作者
Guangyu Wang,Xiaohong Liu,Jun Shen,Chengdi Wang,Zhihuan Li,Linsen Ye,Xingwang Wu,Ting Chen,Kai Wang,Xuan Zhang,Zhongguo Zhou,Jian Yang,Ye Sang,Ruiyun Deng,Wenhua Liang,Tao Yu,Ming Gao,Jin Wang,Zehong Yang,H. Cai,Guangming Lu,Lingyan Zhang,Lei Yang,W. Xu,Winston Wang,Andrea Olvera,Ian Ziyar,Charlotte Zhang,Oulan Li,Weihua Liao,Jun Liu,Wen Chen,Wei Chen,Jichan Shi,Lianghong Zheng,Longjiang Zhang,Zhihan Yan,Xiaoguang Zou,Gigin Lin,Guiqun Cao,Laurance L Lau,Manmei Long,Yong Liang,Michael Roberts,Evis Sala,Carola‐Bibiane Schönlieb,Manson Fok,Johnson Y. N. Lau,Tao Xu,Jianxing He,Kang Zhang,Weimin Liu,Tianxin Lin
摘要
Common lung diseases are first diagnosed using chest X-rays. Here, we show that a fully automated deep-learning pipeline for the standardization of chest X-ray images, for the visualization of lesions and for disease diagnosis can identify viral pneumonia caused by coronavirus disease 2019 (COVID-19) and assess its severity, and can also discriminate between viral pneumonia caused by COVID-19 and other types of pneumonia. The deep-learning system was developed using a heterogeneous multicentre dataset of 145,202 images, and tested retrospectively and prospectively with thousands of additional images across four patient cohorts and multiple countries.
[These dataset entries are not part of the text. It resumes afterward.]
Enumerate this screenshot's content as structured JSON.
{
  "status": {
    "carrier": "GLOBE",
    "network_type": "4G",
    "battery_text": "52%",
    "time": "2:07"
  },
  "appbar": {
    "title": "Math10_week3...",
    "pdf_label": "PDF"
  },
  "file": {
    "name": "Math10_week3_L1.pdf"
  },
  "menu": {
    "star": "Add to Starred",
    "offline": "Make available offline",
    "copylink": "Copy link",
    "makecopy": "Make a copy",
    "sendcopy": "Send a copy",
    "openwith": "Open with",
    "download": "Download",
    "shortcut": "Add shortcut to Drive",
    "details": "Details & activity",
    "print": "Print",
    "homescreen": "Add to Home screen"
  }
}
The system generalized across settings, discriminating between viral pneumonia, other types of pneumonia and the absence of disease with areas under the receiver operating characteristic curve (AUCs) of 0.94-0.98; between severe and non-severe COVID-19 with an AUC of 0.87; and between COVID-19 pneumonia and other viral or non-viral pneumonia with AUCs of 0.87-0.97. In an independent set of 440 chest X-rays, the system performed comparably to senior radiologists and improved the performance of junior radiologists. Automated deep-learning systems for the assessment of pneumonia could facilitate early intervention and provide support for clinical decision-making.